Mais attendu que le juge n'est pas tenu par les conclusions d'une expertise ; que la destination d'un dallage périphérique à une piscine est de permettre aux usagers de ladite piscine d'y évoluer confortablement et en sécurité sur un support agréable et pas trop inesthétique que ce soit pieds nus ou revêtu de chaussures légères d'usage courant chez les baigneurs ; que la destination d'un tel dallage est également d'éviter que les pieds des baigneurs ne viennent polluer l'eau de baignade en transportant des déchets végétaux ou de la terre ; que la destination de ce type de dallage est aussi de pouvoir s'y étendre habillé ou dévêtu ou vêtu d'un simple maillot de bain afin de profiter du soleil, des clapotis des flots ou de la fraîcheur induite par la proximité de l'eau, d'y faire sécher son corps mouillé par la baignade où ruisselle encore des gouttelettes, enfin d'y installer un mobilier spécifique destiné à la détente comme des chaises longues ou des tables basses sur lesquelles il est d'usage de servir un apéritif alcoolisé ou non ou un rafraîchissement compatible avec les joies de la baignade.

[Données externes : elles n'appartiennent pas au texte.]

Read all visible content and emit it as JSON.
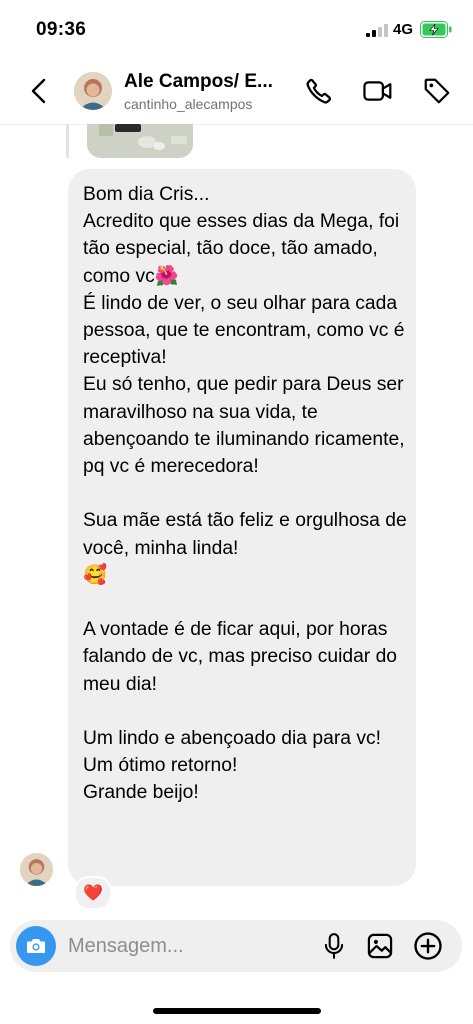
{
  "status_bar": {
    "time": "09:36",
    "network": "4G",
    "signal_icon": "signal-bars-icon",
    "battery_icon": "battery-charging-icon"
  },
  "header": {
    "title": "Ale Campos/ E...",
    "subtitle": "cantinho_alecampos",
    "icons": [
      "back-chevron-icon",
      "phone-icon",
      "video-camera-icon",
      "tag-icon"
    ]
  },
  "message": {
    "text": "Bom dia Cris...\nAcredito que esses dias da Mega, foi tão especial, tão doce, tão amado, como vc🌺\nÉ lindo de ver, o seu olhar para cada pessoa, que te encontram, como vc é receptiva!\nEu só tenho, que pedir para Deus ser maravilhoso na sua vida, te abençoando te iluminando ricamente, pq vc é merecedora!\n\nSua mãe está tão feliz e orgulhosa de você, minha linda!\n🥰\n\nA vontade é de ficar aqui, por horas falando de vc, mas preciso cuidar do meu dia!\n\nUm lindo e abençoado dia para vc!\nUm ótimo retorno!\nGrande beijo!",
    "reaction": "❤️"
  },
  "composer": {
    "placeholder": "Mensagem...",
    "icons": [
      "camera-icon",
      "microphone-icon",
      "image-icon",
      "plus-circle-icon"
    ]
  },
  "colors": {
    "accent": "#3797f0",
    "bubble": "#efefef",
    "reaction_heart": "#ef1a2d"
  }
}
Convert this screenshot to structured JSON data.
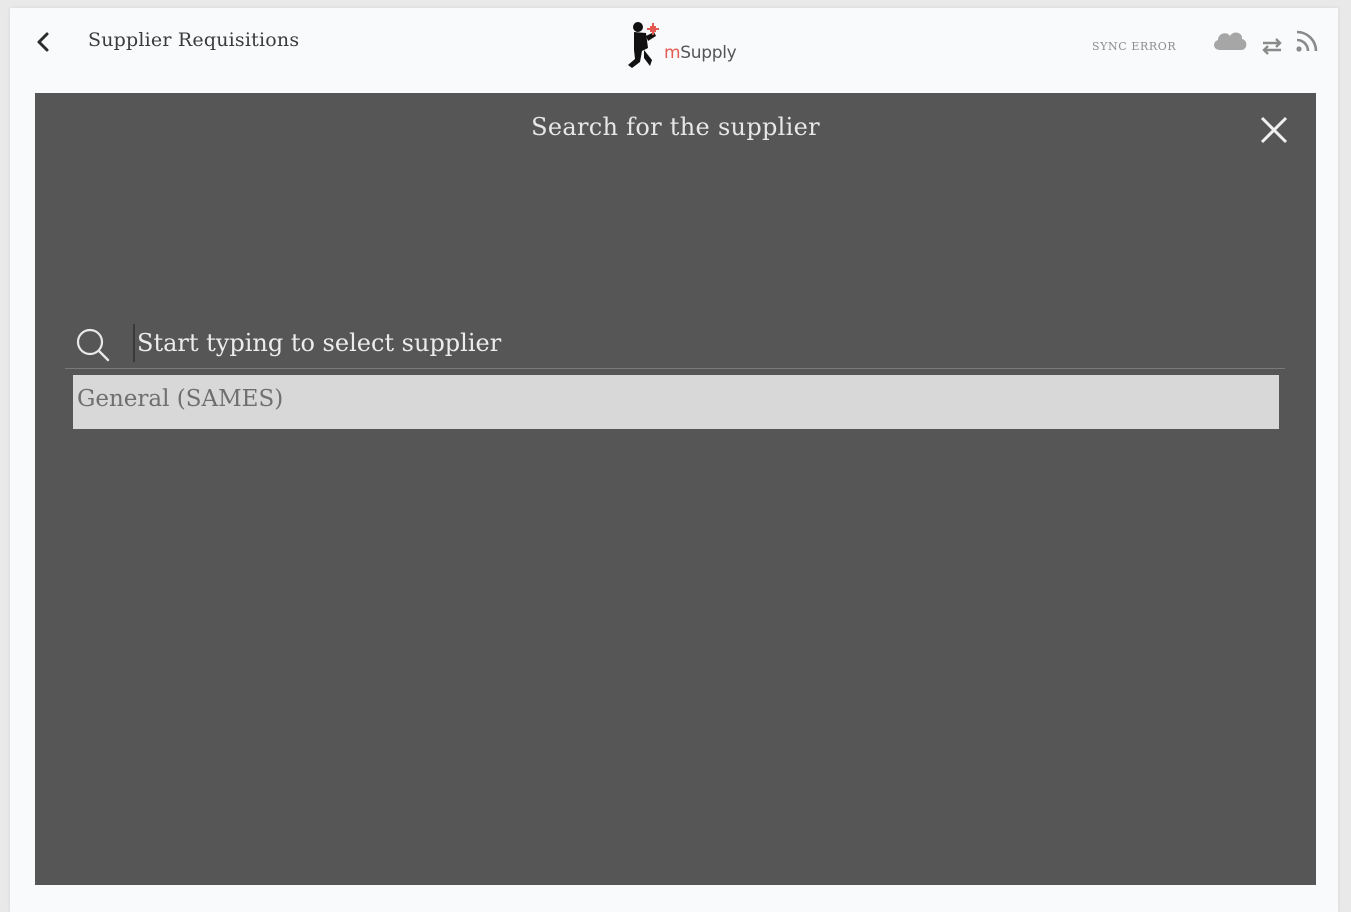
{
  "header": {
    "back_icon": "chevron-left-icon",
    "title": "Supplier Requisitions",
    "logo": {
      "prefix": "m",
      "name": "Supply"
    },
    "sync_status": "SYNC ERROR",
    "icons": [
      "cloud-icon",
      "sync-arrows-icon",
      "rss-icon"
    ]
  },
  "modal": {
    "title": "Search for the supplier",
    "close_icon": "close-icon",
    "search": {
      "icon": "search-icon",
      "value": "",
      "placeholder": "Start typing to select supplier"
    },
    "results": [
      {
        "label": "General (SAMES)"
      }
    ]
  },
  "colors": {
    "modal_background": "#565656",
    "result_highlight": "#d8d8d8",
    "logo_accent": "#e35a52",
    "header_background": "#f9fafb"
  }
}
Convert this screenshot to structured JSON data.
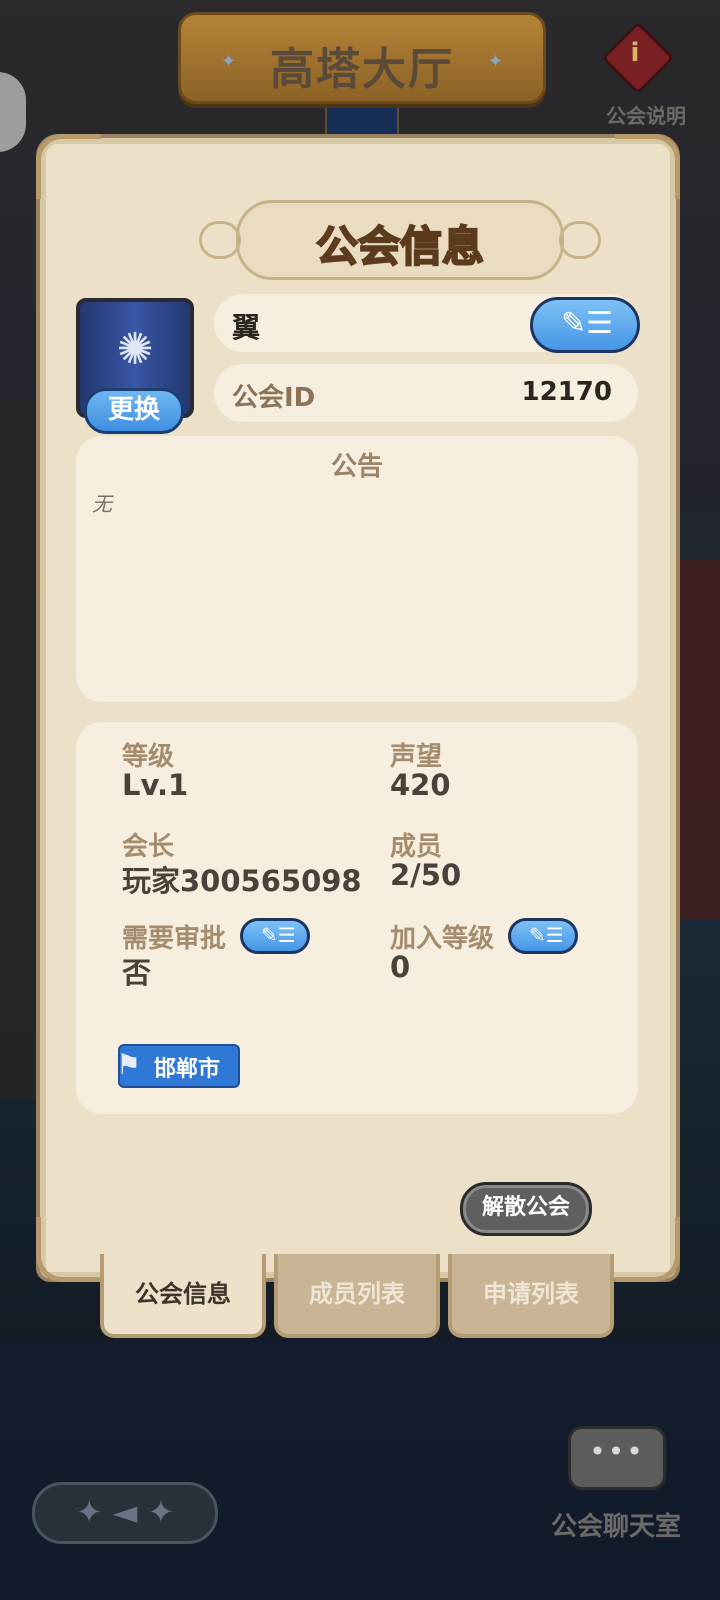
{
  "header": {
    "hall_title": "高塔大厅",
    "info_label": "公会说明"
  },
  "panel": {
    "title": "公会信息",
    "emblem_change_label": "更换",
    "guild_name": "翼",
    "id_label": "公会ID",
    "id_value": "12170",
    "notice": {
      "title": "公告",
      "text": "无"
    },
    "stats": {
      "level_label": "等级",
      "level_value": "Lv.1",
      "prestige_label": "声望",
      "prestige_value": "420",
      "leader_label": "会长",
      "leader_value": "玩家300565098",
      "members_label": "成员",
      "members_value": "2/50",
      "approval_label": "需要审批",
      "approval_value": "否",
      "join_level_label": "加入等级",
      "join_level_value": "0"
    },
    "city_tag": "邯郸市",
    "dissolve_button": "解散公会"
  },
  "tabs": [
    {
      "label": "公会信息",
      "active": true
    },
    {
      "label": "成员列表",
      "active": false
    },
    {
      "label": "申请列表",
      "active": false
    }
  ],
  "bottom": {
    "chat_label": "公会聊天室"
  },
  "colors": {
    "panel_bg": "#ece1c8",
    "accent_blue": "#4696e6",
    "title_orange": "#e58e3a",
    "city_tag_blue": "#2f78d6"
  },
  "icons": [
    "info-icon",
    "guild-emblem-icon",
    "edit-icon",
    "city-flag-icon",
    "back-arrow-icon",
    "chat-icon"
  ]
}
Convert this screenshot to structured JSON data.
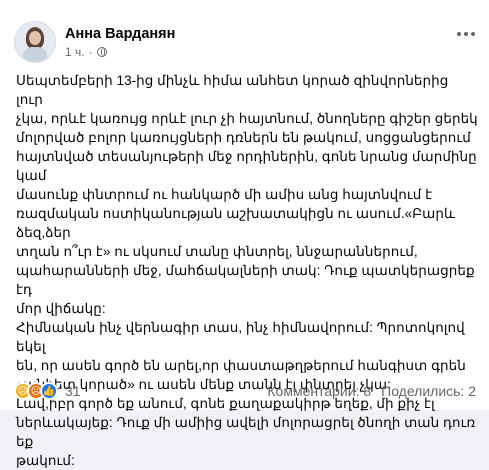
{
  "post": {
    "author": "Анна Варданян",
    "time": "1 ч.",
    "text": "Սեպտեմբերի 13-ից մինչև հիմա  անհետ կորած զինվորներից լուր\nչկա, որևէ կառույց որևէ լուր չի հայտնում, ծնողները գիշեր ցերեկ\nմոլորված բոլոր կառույցների դռներն են թակում, սոցցանցերում\nհայտնված տեսանյութերի մեջ որդիներին, գոնե նրանց մարմինը կամ\nմասունք փնտրում ու հանկարծ մի ամիս անց հայտնվում է\nռազմական ոստիկանության աշխատակիցն ու ասում.«Բարև ձեզ,ձեր\nտղան ո՞ւր է» ու սկսում տանը փնտրել, ննջարաններում,\nպահարանների մեջ, մահճակալների տակ: Դուք պատկերացրեք էդ\nմոր վիճակը:\nՀիմնական ինչ վերնագիր տաս, ինչ հիմնավորում: Պրոտոկոլով եկել\nեն, որ ասեն գործ են արել,որ փաստաթղթերում հանգիստ գրեն\n«անհետ կորած»  ու ասեն մենք տանն էլ փնտրել չկա:\nԼավ,իբր գործ եք անում, գոնե քաղաքակիրթ եղեք, մի քիչ էլ\nներևակայեք: Դուք մի ամիից ավելի մոլորացրել ծնողի տան դուռ եք\nթակում:",
    "reactions": {
      "count": "31",
      "icons": [
        "sad-reaction",
        "angry-reaction",
        "like-reaction"
      ],
      "colors": [
        "#f7b125",
        "#e9710f",
        "#1877f2"
      ]
    },
    "comments": "Комментарии: 8",
    "shares": "Поделились: 2"
  }
}
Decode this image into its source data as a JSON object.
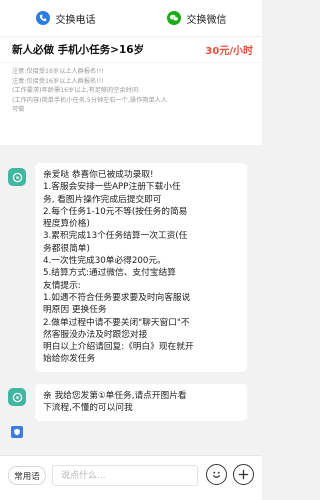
{
  "topbar": {
    "phone_label": "交换电话",
    "phone_icon": "phone-icon",
    "wechat_label": "交换微信",
    "wechat_icon": "wechat-icon"
  },
  "job": {
    "title": "新人必做 手机小任务>16岁",
    "salary": "30元/小时"
  },
  "notice": {
    "lines": [
      "注意:仅接受16岁以上人群报名!!!",
      "注意:仅接受16岁以上人群报名!!!",
      "(工作要求)年龄需16岁以上,有足够的空余时间:",
      "(工作内容)简单手机小任务,5分钟左右一个,操作简单人人",
      "可做"
    ]
  },
  "messages": [
    {
      "lines": [
        "亲爱哒 恭喜你已被成功录取!",
        "1.客服会安排一些APP注册下载小任",
        "务, 看图片操作完成后提交即可",
        "2.每个任务1-10元不等(按任务的简易",
        "程度算价格)",
        "3.累积完成13个任务结算一次工资(任",
        "务都很简单)",
        "4.一次性完成30单必得200元。",
        "5.结算方式:通过微信、支付宝结算",
        "友情提示:",
        "1.如遇不符合任务要求要及时向客服说",
        "明原因 更换任务",
        "2.做单过程中请不要关闭\"聊天窗口\"不",
        "然客服没办法及时跟您对接",
        "明白以上介绍请回复:《明白》现在就开",
        "始给你发任务"
      ]
    },
    {
      "lines": [
        "亲 我给您发第①单任务,请点开图片看",
        "下流程,不懂的可以问我"
      ]
    }
  ],
  "bottom": {
    "quick_phrases": "常用语",
    "input_placeholder": "说点什么...",
    "emoji_icon": "emoji-icon",
    "plus_icon": "plus-icon"
  },
  "colors": {
    "accent_blue": "#2a7de1",
    "wechat_green": "#1aad19",
    "salary_red": "#e8503a",
    "avatar_teal": "#41b6a2"
  }
}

Attendu en conséquence, que le fait de sonner creux ne saurait rendre des carrelages situés autour d'une piscine impropres à leur destination ; qu'en effet sonner creux pour un dallage n'empêche ni d'évoluer confortablement et en sécurité autour de la piscine sur un support agréable et pas trop inesthétique, ni que les pieds des baigneurs ne viennent polluer l'eau de baignade en transportant des déchets végétaux ou de la terre, ni de pouvoir s'y étendre habillé ou dévêtu ou vêtu d'un simple maillot de bain afin de profiter du soleil, des clapotis des flots ou de la fraîcheur induite par la proximité de l'eau, ni d'y faire sécher son corps mouillé par la baignade, ni d'y installer un mobilier spécifique destiné à la détente comme des chaises longues ou des tables basses ; qu'aucun désordre d'aucune nature que ce soit n'affecte donc l'ouvrage querellé qui est non seulement parfaitement conforme à sa destination ainsi qu'il résulte des motifs qui précèdent et que l'estime à bon droit la société défenderesse, mais encore ne souffre, comme l'estime l'expert, d'aucun défaut de nature à compromettre sa solidité.
Attendu que la succombance de la demanderesse et l'équité commandent qu'elle soit condamnée à payer au seul défendeur la somme de 1000 € au tire des frais irrépétibles ; qu'elle sera en outre tenue aux entiers dépens en ce compris les frais de l'expertise.
PAR CES MOTIFS,
Le tribunal statuant par jugement contradictoire rendu en premier ressort et mis à disposition au greffe,
Dit Madame X recevable en son action ;
Déboute Madame X de l'intégralité de ses prétentions,
Condamne Madame X à payer à Monsieur Y la somme de 1000 € au titre des frais irrépétibles,
Déboute toutes les parties du surplus de leurs prétentions,
Met les dépens en compris les frais de l'expertise ordonnée le 12 mai 2008 par le Président du Tribunal de Grande Instance à la charge de Madame X et au besoin l'y condamne.